2D echocardiographic method is an angle independent method for motion estimation which is based on 2-dimensional speckle. These speckles are created by the constructive and destructive interference of ultrasound beams backscatter from anatomical structures smaller than the wavelength of ultrasound [33]. The accuracy of this method has been validated against sonomicrometry and tagged MRI [33,34]. In this process, high image quality leads to high quality tracking. Hence, tracking is concisely sensitive on the image quality and is capable mismatch of motion tracking. But, to enhance image quality before running of the block matching algorithm, we imbedded a Gaussian filter to remove noises. Furthermore, we wrote the algorithm in the way that user can see the tracking process for every point that is selected for tracking and can reject or accept the quality of tracking. Then, the rotation angles will be computed on the acceptable tracking points. The method introduced here for motion estimation is based on 2-dimensional echo tracking using time domain processing which provides conditions in which motion estimation is not angle-dependent or cardiac-translation dependent. There are some conditions that should be provided to achieve the goal of good motion estimation successfully and make this approach usable. High-quality second-harmonic images should be used while image acquisition, the images should be acquired at frame rates higher than 50frames/s, and the images should be stored in DICOM format.

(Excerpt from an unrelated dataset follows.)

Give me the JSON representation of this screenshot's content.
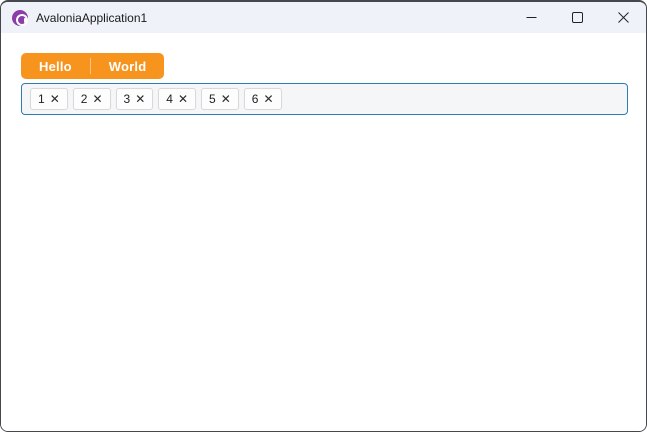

According to the results of this study, twist and torsion in women were higher than men. Other heart parameters such as LV ejection fraction and wall elasticity were investigated and shown that women have higher LV ejection fractions [35-37] and greater systolic elasticity than men. This difference shows that in women myocardial contractility is greater than men [36,37]. It has been shown that LV twist and torsion can be affected by LV end-systolic and end-diastolic LV volumes, in other words, it is dependent on LV size. Hence, because of having adequate cardiac output, hearts with smaller ventricles should have greater torsion. On the other hand, LV twist and torsion directly are related to LV fiber orientation, and LV fiber orientation is dependent on LV shape [13,38-40].

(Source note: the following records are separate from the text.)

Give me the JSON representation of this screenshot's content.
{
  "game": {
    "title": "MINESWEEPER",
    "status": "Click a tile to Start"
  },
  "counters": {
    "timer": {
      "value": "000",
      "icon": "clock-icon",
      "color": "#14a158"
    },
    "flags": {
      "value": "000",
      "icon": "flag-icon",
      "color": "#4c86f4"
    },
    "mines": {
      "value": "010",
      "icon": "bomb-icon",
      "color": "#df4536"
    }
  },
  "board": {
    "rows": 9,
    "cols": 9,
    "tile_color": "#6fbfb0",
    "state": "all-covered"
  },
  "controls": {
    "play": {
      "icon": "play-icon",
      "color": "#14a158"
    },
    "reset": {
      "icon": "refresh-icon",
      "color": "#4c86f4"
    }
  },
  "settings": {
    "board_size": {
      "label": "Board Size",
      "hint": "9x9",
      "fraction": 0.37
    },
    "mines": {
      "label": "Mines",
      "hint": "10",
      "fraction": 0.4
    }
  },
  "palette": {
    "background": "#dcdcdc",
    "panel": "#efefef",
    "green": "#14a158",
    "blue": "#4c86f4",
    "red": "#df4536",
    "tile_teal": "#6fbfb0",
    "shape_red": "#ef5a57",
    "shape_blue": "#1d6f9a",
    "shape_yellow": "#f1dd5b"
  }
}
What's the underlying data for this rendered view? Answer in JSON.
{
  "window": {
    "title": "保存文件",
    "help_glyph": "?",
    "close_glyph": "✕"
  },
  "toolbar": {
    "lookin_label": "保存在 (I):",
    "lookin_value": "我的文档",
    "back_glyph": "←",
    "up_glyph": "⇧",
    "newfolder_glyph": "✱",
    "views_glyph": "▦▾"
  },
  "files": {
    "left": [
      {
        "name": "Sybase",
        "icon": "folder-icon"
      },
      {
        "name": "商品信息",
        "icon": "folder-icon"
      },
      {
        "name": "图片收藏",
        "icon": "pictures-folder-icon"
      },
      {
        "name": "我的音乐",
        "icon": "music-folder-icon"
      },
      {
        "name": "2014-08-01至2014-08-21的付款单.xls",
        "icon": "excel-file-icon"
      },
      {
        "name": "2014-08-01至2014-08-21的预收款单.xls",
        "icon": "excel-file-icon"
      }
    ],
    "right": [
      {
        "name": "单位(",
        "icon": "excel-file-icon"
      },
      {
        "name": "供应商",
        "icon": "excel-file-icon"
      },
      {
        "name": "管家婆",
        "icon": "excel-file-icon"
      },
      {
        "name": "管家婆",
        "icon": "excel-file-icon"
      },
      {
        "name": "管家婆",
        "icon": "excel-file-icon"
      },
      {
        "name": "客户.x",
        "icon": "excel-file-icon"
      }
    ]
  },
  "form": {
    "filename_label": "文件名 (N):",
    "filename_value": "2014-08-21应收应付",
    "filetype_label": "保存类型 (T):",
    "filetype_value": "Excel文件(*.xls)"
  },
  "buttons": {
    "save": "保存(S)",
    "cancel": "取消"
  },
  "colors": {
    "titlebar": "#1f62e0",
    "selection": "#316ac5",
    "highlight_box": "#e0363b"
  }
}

The limitations of this study were: the poor endocardial definition of 2-dimensional echo image, through-plane motion of basal and apical planes and the frame rate limitation because of its dependency on depth and sector angle. In spite of these limitations, we measured the twist and torsion angles for the LV short axis view. To account for differences in heart size, torsion was calculated based on the basal and apical maximum radii, and the distance between the apical and basal levels.

Conclusion

In the present study, left ventricle basal and apical rotational mechanics were analyzed by 2D BM algorithm to quantify twist and torsion angles. The statistic evaluation of results shows that between men and women groups LV mechanical parameters are significantly different.

Tracking is a non-invasive and utilizing method for motion estimation in left ventricular through cardiac cycle. This study emphasizes that torsion angle seems to be an appropriate biomechanical parameter to be used for evaluating heart function rather than twist. For both twist and torsion significantly depends on the sex. This study was mainly ascribed to the dependency of torsion and twist on patient sex.